Registered: 11/11/06
Posts: 441
Loc: Peterborough, England
Thanks for the replies, they are most appreciated. Just out of interest, how easy is it to set up a software piano to a stage piano? Like pianotech? I need a pc with quad core at least? That can run it and will there be lag between when I press a piano key and the sound I hear from speakers

#2448560 - 08/07/15 03:55 PM Re: Roland RD800 [Re: mwf]
wdco Offline
Full Member

Registered: 07/22/15
Posts: 34
I use two Toshiba S55t which you can buy at Costco for around $800 depending on SD versus HD. They are i7's, quad core running at 2.5 - 2.6 ghz. 16 gigs of RAM which I needed for the pipe organ. Running windows 8.1. I'm not a great fan of touch screens but having the pipe organ virtual console where I can change things by touching... is priceless for on the fly registration changes.

PT will run very well on these units, the only exception being that at 192k, and a pedal down glissando across the keyboard and you'll swamp the processor, so I had to back mine off. I dedicate one laptop to the piano since modeling is very computationally intensive and can load a processor up pretty quick at high sampling rates. But I found (by accident) that even running at 48k with upsampling to 96k works perfectly fine and you can't swamp it no matter what you do.

As for latency, you should experience no latency issues as long as you're not running at 192k. What you control it with will be important as well as what DACs you're going to use.

#2449181 - 08/10/15 03:37 AM Re: Roland RD800 [Re: mwf]
Leonid Offline
Junior Member

Registered: 07/03/14
Posts: 17

Which sound card you use?

#2467088 - 10/06/15 04:09 PM Re: Roland RD800 [Re: mwf]
Bachus Online   content
Full Member

Registered: 04/29/15
Posts: 175
The RD800 has only 128 polyphony,

Did anyone encounter problems with loosing voices because of the 128 polyphony?
Life is like a box of chocolates, you never know what you gonna get.

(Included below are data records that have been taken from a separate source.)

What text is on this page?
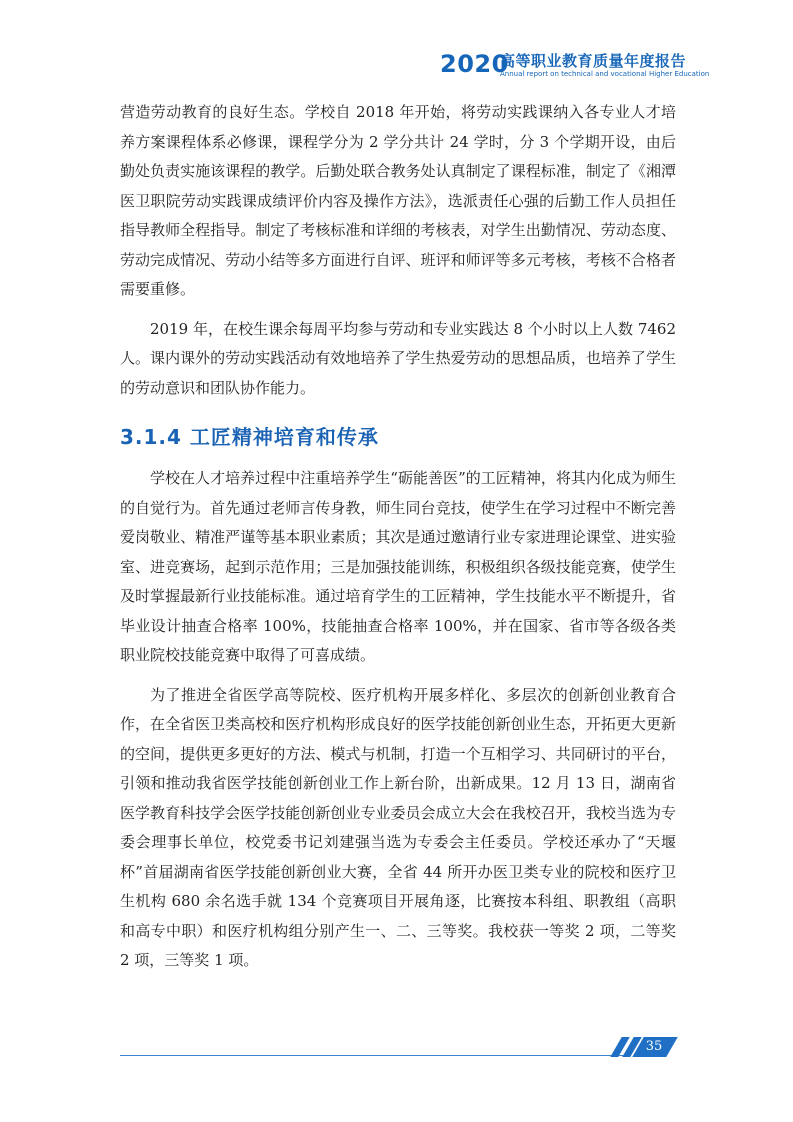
2020
高等职业教育质量年度报告
Annual report on technical and vocational Higher Education

营造劳动教育的良好生态。学校自 2018 年开始，将劳动实践课纳入各专业人才培养方案课程体系必修课，课程学分为 2 学分共计 24 学时，分 3 个学期开设，由后勤处负责实施该课程的教学。后勤处联合教务处认真制定了课程标准，制定了《湘潭医卫职院劳动实践课成绩评价内容及操作方法》，选派责任心强的后勤工作人员担任指导教师全程指导。制定了考核标准和详细的考核表，对学生出勤情况、劳动态度、劳动完成情况、劳动小结等多方面进行自评、班评和师评等多元考核，考核不合格者需要重修。

2019 年，在校生课余每周平均参与劳动和专业实践达 8 个小时以上人数 7462 人。课内课外的劳动实践活动有效地培养了学生热爱劳动的思想品质，也培养了学生的劳动意识和团队协作能力。

3.1.4 工匠精神培育和传承

学校在人才培养过程中注重培养学生“砺能善医”的工匠精神，将其内化成为师生的自觉行为。首先通过老师言传身教，师生同台竞技，使学生在学习过程中不断完善爱岗敬业、精准严谨等基本职业素质；其次是通过邀请行业专家进理论课堂、进实验室、进竞赛场，起到示范作用；三是加强技能训练，积极组织各级技能竞赛，使学生及时掌握最新行业技能标准。通过培育学生的工匠精神，学生技能水平不断提升，省毕业设计抽查合格率 100%，技能抽查合格率 100%，并在国家、省市等各级各类职业院校技能竞赛中取得了可喜成绩。

为了推进全省医学高等院校、医疗机构开展多样化、多层次的创新创业教育合作，在全省医卫类高校和医疗机构形成良好的医学技能创新创业生态，开拓更大更新的空间，提供更多更好的方法、模式与机制，打造一个互相学习、共同研讨的平台，引领和推动我省医学技能创新创业工作上新台阶，出新成果。12 月 13 日，湖南省医学教育科技学会医学技能创新创业专业委员会成立大会在我校召开，我校当选为专委会理事长单位，校党委书记刘建强当选为专委会主任委员。学校还承办了“天堰杯”首届湖南省医学技能创新创业大赛，全省 44 所开办医卫类专业的院校和医疗卫生机构 680 余名选手就 134 个竞赛项目开展角逐，比赛按本科组、职教组（高职和高专中职）和医疗机构组分别产生一、二、三等奖。我校获一等奖 2 项，二等奖 2 项，三等奖 1 项。

35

Make sure to enjoy every one of them, because that flavour might never return.

#2467839 - 4 minutes 13 seconds ago Re: Roland RD800 [Re: ElmerJFudd]
Cleverson Online   content
Junior Member

Registered: 04/29/15
Posts: 16
[quote=ElmerJFudd]I have to agree that the Roland super natural pianos tend to be setup with exaggerated difference in timbre from ppp to fff. There is a hard attack and "ping" that occurs at high velocity that is part of the Roland sound. (...)

I noticed this while watching some videos. Is it possible to eliminate or minimize such characteristic by editting the sound?